You've been against every one on this site since I been here. Not to mention against wind power and solar power every time I've seen you post about them too.


If it works, I have nothing to add. If it doesn't, then it's more important to point out why. Cheering hype with the crowd doesn't accomplish anything.

You look like just another liar denier to me.


Or, you don't like the message, so you shoot the messenger.

Aug 12, 2019
The problem with hype is that it gives people a sense of security that things are going in the right direction without them having to do anything but wait. All the solutions are already made, work, and all that threatens this is the deniers...

But since we're talking about technology, no disbelief or nay-saying can make airplanes fall off the sky or computers stop computing: if it works, it works regardless of what anyone says about it. The results speak for themselves.
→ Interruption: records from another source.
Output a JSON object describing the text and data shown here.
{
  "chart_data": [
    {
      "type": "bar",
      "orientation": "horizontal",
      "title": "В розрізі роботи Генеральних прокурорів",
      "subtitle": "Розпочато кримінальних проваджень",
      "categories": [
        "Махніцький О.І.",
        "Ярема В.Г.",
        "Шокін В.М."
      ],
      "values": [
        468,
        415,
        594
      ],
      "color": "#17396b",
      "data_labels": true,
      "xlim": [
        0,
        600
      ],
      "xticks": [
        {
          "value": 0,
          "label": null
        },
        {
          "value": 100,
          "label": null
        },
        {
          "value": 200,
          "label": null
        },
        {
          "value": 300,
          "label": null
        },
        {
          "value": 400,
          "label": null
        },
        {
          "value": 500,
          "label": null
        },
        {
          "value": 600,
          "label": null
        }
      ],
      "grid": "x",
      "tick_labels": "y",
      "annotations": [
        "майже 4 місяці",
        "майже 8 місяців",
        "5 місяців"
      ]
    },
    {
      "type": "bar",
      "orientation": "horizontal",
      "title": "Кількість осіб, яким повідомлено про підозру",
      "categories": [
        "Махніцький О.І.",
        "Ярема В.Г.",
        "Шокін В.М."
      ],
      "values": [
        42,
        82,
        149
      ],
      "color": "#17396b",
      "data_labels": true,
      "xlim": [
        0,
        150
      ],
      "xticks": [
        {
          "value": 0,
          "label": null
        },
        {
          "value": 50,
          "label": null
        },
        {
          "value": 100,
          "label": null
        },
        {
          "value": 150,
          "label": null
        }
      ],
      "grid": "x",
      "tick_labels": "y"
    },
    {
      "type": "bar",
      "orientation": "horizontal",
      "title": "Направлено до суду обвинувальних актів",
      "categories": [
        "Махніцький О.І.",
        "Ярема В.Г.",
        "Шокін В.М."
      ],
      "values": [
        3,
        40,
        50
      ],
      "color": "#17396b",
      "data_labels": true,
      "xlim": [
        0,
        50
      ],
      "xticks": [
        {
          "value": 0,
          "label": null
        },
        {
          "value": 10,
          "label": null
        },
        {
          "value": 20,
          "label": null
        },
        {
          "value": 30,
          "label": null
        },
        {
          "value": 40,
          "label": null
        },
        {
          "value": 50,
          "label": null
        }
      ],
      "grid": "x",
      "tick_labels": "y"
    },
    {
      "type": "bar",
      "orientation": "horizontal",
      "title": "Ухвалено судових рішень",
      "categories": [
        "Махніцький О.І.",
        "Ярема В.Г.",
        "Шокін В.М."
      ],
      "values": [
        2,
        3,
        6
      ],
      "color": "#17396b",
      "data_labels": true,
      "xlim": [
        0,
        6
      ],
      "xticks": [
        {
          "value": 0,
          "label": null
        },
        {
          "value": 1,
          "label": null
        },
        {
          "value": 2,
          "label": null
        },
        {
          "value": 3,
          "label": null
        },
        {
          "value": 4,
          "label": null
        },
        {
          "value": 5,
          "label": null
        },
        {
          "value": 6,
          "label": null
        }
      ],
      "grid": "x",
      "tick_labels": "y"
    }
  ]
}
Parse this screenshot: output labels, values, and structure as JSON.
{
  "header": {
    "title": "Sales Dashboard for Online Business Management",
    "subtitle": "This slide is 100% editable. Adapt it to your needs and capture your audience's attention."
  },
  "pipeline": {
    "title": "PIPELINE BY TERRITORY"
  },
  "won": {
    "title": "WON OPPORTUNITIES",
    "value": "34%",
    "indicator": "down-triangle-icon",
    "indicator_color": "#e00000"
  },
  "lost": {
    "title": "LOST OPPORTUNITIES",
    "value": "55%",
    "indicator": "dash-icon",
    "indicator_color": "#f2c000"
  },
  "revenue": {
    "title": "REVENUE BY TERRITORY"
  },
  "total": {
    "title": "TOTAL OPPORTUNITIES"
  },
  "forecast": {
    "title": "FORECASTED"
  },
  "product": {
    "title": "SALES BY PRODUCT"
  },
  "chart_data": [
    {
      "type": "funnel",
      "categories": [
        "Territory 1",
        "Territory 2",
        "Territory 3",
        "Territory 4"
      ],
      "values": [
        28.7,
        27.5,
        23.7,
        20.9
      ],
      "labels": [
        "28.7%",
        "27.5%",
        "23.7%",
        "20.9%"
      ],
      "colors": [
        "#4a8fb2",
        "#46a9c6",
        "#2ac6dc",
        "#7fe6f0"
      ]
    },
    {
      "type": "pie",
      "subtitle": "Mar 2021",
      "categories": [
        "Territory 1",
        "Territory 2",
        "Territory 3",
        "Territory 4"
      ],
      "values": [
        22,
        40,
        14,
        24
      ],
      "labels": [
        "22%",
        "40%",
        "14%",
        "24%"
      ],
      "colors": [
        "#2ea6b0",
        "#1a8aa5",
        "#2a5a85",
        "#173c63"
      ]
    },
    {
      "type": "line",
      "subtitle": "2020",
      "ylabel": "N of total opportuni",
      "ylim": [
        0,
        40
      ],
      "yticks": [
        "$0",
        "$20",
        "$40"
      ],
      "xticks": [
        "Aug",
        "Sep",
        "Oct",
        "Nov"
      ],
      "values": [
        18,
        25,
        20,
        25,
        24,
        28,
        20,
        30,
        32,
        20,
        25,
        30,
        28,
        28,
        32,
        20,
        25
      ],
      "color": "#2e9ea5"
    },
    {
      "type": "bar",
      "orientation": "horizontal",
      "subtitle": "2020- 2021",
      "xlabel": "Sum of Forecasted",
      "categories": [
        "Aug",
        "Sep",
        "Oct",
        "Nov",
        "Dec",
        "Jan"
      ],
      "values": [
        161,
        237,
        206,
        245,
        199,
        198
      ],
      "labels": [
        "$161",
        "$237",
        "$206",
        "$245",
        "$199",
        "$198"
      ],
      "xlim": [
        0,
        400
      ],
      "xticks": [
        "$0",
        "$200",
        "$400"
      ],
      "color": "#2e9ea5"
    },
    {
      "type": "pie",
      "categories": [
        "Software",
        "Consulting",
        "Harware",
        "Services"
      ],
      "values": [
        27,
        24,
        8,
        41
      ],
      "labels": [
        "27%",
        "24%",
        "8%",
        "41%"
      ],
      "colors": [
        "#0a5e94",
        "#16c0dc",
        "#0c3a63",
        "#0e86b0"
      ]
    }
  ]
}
If you make a big honking capacitor, charge it up to an energy density that rivals dynamite, and shoot a rifle through it causing the dielectric to break down and short out - without causing a massive electrical explosion - halleluja, you converted me.

Aug 12, 2019
The worst part about hype is when it makes lawmakers and voters believe that something is coming just around the corner, when in reality it's decades away at best.

For example, the fuel economy targets set by governments across the world. Because people like to claim all sorts of fantastical technologies, people have the impression and illusion that the auto-industry is just holding back deliberately out of malice to keep back the "100 MPG carburettor", or electric cars, or whatever - and this justifies targets and limits that are in reality unattainable.

So, the promises made by lawmakers to their voters are unrealistic, and the bureaucrats know this, so they look away when the industry then cheats on those standards, and make even greater promises. This has gone on for so long that reality just can't meet expectations anymore - the system has gone off to la-la-land - and even if the government admitted it and started backpedaling, the voters wouldn't believe it.

Aug 12, 2019
Unwarranted hype and over-promising drives public interest, investment and effort, away from the technologies and solutions that have an actual chance of working. It's called the nirvana fallacy: the hypothetical (or misidentified) best is the worst enemy of the pragmatic good.

Hmm... as soon as I saw the article's headline, I suspected they were talking shit.

Aug 13, 2019
I'm against hyping particular energy storage solutions for purposes they do not fit. In other words, over-promising and riding on popular topics to make something seem more important or impressive than it really is - to sell it rather than simply report it.
But I really don't see hype and certainly no promising here. This site is about advancements in various fields of endeavor. I think this one counts. No, it's not ready for prime time. You correctly pointed out temperature range shortcomings. So yeah, they have to overcome that somehow. Replacing batteries does seem like an out there goal, but it is something that seems to be a goal of most super capacitor developers. Would striking that part make this acceptable to you? Even if this doesn't directly pan out, it could lead to other developments. Yes, I agree, sometimes headline writers need to be taken to the woodshed.

Aug 14, 2019
I'm beginning to wonder if this discovery explains my super capacity gut.